Votre logement reste trop chaud l'été ? Comprendre le phénomène des bouilloires thermiques.
Il est 22 h et il fait encore 30 °C dans votre chambre. Les volets sont fermés depuis le matin. Les fenêtres sont grandes ouvertes depuis plus d'une heure. Le ventilateur tourne sans interruption. Mais la chaleur reste là. Impossible de trouver le sommeil.

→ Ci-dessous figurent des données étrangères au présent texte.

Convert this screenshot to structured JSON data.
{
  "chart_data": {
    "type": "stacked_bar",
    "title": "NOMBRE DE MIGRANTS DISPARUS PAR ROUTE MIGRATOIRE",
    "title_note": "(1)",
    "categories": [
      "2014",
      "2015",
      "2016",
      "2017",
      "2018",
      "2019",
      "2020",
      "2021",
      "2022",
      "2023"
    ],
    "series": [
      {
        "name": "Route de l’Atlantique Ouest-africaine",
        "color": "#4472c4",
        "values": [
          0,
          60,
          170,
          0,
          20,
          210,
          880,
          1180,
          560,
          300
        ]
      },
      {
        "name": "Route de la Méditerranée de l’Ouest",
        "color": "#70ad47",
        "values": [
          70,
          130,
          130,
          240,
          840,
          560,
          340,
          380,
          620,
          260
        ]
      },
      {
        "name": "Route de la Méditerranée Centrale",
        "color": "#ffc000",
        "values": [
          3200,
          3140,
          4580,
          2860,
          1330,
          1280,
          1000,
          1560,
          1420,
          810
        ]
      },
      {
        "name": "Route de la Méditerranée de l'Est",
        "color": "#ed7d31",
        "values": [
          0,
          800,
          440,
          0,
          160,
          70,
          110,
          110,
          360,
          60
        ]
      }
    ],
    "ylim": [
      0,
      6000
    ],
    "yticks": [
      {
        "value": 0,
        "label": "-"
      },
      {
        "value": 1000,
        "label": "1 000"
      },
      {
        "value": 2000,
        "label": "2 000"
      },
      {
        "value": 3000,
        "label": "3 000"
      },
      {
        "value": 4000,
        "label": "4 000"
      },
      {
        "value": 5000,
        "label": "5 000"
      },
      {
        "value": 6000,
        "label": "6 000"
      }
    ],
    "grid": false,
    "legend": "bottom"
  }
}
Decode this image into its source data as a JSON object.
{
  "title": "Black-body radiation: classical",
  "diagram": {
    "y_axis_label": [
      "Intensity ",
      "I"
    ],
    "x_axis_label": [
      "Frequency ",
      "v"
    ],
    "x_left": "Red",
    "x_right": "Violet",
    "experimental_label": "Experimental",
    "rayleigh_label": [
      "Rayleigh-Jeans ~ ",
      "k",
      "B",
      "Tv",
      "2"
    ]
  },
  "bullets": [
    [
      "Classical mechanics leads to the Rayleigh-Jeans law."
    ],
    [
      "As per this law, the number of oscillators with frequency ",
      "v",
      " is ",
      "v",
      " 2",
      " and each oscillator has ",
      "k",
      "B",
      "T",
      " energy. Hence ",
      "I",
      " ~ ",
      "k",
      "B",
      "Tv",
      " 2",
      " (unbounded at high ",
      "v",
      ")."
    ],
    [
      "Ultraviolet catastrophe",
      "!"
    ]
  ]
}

Depuis quelques années, cette scène est devenue le quotidien de nombreux Français pendant les épisodes de canicule. Et ce n'est plus seulement une question de confort. Dormir dans un logement qui reste à plus de 30 °C plusieurs nuits de suite peut avoir des conséquences sur la qualité du sommeil, la fatigue et le bien-être des occupants, en particulier des personnes les plus fragiles. Face à cette nouvelle réalité, une expression est maintenant sur toutes les lèvres : les bouilloires thermiques.
Qu'est-ce qu'une bouilloire thermique ?
En bref, une bouilloire thermique est un logement qui accumule la chaleur pendant la journée et ne parvient pas à se rafraîchir suffisamment la nuit. Résultat : la température intérieure reste élevée, même lorsque la température extérieure redescend. Contrairement à une idée reçue, il ne s'agit pas uniquement d'un appartement sous les combles. Une maison récente ou un appartement situé à un étage intermédiaire peuvent également présenter un mauvais confort d'été. Tout dépend du comportement thermique du bâtiment.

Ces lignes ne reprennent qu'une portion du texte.